How this calculator works

What this page estimates

This After-Repair Value per Square Foot Calculator is built to give a quick, browser-based estimate for after-repair value per square foot. Build ARV from the average price-per-square-foot of comparable sold properties. Returns low, mid, and high ARV ranges plus a dollar adjustment line for material differences. The inputs stay on the page during normal use, and the result should be treated as an estimate for planning, comparison, or education rather than professional advice.

Calculation approach

The calculator applies the standard relationship implied by the inputs, then formats the answer so it can be checked and reused. For finance tools, the most important step is using consistent units, rates, time periods, and assumptions before comparing the result with another calculator or outside quote.

Example workflow

For example, start with a realistic value you already know, change one input at a time, and watch how the answer moves. That makes it easier to tell whether the result is being driven by the main amount, the rate, the time period, or a unit conversion.

Practical checks

  • Use current, real-world numbers when the result affects money, health, tax, or legal decisions.
  • Run a low, base, and high case when the inputs are estimates.
  • Check the related calculators below when the next decision depends on a different assumption.

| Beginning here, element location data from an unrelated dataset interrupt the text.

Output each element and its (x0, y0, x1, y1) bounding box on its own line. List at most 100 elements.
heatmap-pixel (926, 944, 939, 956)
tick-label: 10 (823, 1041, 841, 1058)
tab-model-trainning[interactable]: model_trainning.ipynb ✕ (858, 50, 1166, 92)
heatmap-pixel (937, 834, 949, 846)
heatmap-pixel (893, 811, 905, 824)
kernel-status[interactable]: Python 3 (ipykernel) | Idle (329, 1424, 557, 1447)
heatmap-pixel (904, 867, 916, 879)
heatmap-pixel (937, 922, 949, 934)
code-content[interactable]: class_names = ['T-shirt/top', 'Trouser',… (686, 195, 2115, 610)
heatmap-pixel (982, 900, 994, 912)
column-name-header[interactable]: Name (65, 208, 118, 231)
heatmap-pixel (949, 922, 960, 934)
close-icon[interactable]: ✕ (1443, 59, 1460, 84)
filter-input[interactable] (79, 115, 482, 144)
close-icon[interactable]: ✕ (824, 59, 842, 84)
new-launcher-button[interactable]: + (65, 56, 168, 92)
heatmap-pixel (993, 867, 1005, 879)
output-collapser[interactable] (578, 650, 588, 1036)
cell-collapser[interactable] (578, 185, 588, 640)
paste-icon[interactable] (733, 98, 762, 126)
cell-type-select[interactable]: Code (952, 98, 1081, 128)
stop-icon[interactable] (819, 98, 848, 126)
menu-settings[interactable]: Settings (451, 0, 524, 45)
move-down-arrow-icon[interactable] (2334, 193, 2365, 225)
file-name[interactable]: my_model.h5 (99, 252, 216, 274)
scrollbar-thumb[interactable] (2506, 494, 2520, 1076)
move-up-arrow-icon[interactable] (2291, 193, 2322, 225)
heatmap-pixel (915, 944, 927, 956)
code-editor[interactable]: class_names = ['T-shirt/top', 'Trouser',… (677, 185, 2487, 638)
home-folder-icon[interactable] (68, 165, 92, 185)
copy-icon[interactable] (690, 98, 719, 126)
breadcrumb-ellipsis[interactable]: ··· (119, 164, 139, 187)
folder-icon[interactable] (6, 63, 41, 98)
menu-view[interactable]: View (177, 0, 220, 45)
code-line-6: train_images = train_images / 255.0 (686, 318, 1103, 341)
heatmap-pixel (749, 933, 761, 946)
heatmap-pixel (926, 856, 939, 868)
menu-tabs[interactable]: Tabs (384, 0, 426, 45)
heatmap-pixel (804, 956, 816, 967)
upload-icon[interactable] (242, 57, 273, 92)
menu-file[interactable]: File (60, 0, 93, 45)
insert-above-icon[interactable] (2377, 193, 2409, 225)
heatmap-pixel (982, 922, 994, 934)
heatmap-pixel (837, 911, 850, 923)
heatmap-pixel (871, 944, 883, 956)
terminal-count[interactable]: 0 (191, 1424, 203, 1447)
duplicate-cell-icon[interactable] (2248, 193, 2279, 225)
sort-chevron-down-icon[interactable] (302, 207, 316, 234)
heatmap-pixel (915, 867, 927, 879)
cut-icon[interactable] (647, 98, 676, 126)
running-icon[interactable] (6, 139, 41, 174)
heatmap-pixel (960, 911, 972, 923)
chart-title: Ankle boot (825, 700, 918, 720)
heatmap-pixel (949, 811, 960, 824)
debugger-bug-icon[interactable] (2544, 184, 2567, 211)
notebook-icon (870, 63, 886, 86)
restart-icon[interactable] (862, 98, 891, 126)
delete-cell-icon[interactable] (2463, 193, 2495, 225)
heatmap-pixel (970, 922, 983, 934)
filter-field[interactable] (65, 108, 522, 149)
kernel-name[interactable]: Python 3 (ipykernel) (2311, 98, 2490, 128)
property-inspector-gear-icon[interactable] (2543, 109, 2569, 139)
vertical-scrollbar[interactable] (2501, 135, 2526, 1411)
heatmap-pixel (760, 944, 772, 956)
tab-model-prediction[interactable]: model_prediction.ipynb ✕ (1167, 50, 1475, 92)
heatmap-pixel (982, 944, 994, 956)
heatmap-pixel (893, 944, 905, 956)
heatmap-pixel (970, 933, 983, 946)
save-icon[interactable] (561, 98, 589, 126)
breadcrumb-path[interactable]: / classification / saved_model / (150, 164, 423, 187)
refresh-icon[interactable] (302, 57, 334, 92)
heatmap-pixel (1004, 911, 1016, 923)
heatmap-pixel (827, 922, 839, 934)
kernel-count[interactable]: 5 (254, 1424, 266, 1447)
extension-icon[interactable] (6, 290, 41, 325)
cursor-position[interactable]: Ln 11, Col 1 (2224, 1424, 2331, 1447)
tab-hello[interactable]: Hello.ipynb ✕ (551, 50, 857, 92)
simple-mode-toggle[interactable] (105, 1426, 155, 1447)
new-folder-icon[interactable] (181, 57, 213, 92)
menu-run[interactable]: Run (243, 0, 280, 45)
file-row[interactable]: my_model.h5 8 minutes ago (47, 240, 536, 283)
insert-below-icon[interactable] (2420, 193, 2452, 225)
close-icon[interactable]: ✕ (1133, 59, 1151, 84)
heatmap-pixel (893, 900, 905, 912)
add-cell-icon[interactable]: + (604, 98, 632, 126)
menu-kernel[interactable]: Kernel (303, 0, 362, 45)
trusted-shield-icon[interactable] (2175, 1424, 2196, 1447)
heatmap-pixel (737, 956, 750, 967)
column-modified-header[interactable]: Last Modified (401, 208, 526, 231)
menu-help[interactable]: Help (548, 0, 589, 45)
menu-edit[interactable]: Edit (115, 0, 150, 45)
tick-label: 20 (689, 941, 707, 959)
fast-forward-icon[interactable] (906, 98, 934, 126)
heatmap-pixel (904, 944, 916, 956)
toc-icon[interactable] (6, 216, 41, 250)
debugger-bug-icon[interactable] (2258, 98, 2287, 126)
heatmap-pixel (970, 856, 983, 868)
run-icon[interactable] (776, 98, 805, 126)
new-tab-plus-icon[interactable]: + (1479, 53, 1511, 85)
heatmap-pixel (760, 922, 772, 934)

How to interpret the after-repair value per square foot result

Best use

Use the result as a planning number for comparing payments, rates, returns, tax reserves, or cash-flow choices before you request a quote or make a commitment.

Cross-check

Compare the answer with the contract, lender estimate, tax form, brokerage statement, payroll record, or invoice that will control the real-world outcome.

Watch for

Do not rely on a single optimistic rate, return, or fee assumption. Money pages work best when you run low, base, and high cases and keep professional advice separate from the estimate.

This page belongs to the Finance calculator library, so the answer should be read in the context of the decision you are modeling rather than as a universal rule.

Before relying on this after-repair value per square foot estimate

Most calculator mistakes come from the inputs, not the arithmetic. Use this short audit before you reuse the answer in a spreadsheet, quote, application, or important conversation.

Confirm source numbers

Match balances, rates, fees, taxes, income, and payment dates against the lender quote, payroll record, tax form, statement, invoice, or contract.

Separate cash flow from total cost

A lower monthly payment can still cost more over time if fees, interest, taxes, or a longer term are hidden in the structure.

Run conservative cases

Test at least one higher-cost or lower-return case before using the output for a purchase, refinance, investment, loan, or tax decision.

Rerun this page when the rate, price, term, fee, tax rule, income, expense, or expected holding period changes.

How to Use

  1. Enter the subject property's square footage (after any additions if applicable).
  2. Enter price and square footage for up to 3 sold comps that match the post-renovation quality you'll deliver.
  3. Enter a dollar adjustment for differences (better lot, view premium, condition gap, ADU, etc.).
  4. Read the mid ARV for underwriting; use the low ARV as the conservative target.

Frequently Asked Questions

How do I pick comps for ARV?

Recently sold (last 90–180 days), within 0.5 mile of the subject, similar square footage (±20%), similar bed/bath count, and most importantly similar finish level to what you'll deliver post-renovation. A flipped comp is more relevant than a tired comp.

Should I use list price or sold price?

Sold price. List prices reflect seller hopes; sold prices reflect what buyers paid. If your area has fast price changes, a list-price comp can be useful for trend, but underwrite to actual sales.

What's a good adjustment?

Most adjustments fall in $5,000–$30,000 ranges per material feature. Bigger lot, view, finished basement, garage, ADU all warrant explicit dollar adjustments rather than rolling into PSF.

How conservative should I be?

Underwrite flips to the low ARV, not the mid or high. Markets soften, comps you didn't see surface, and your finish quality may not match the highest comp. The low ARV is your safety margin.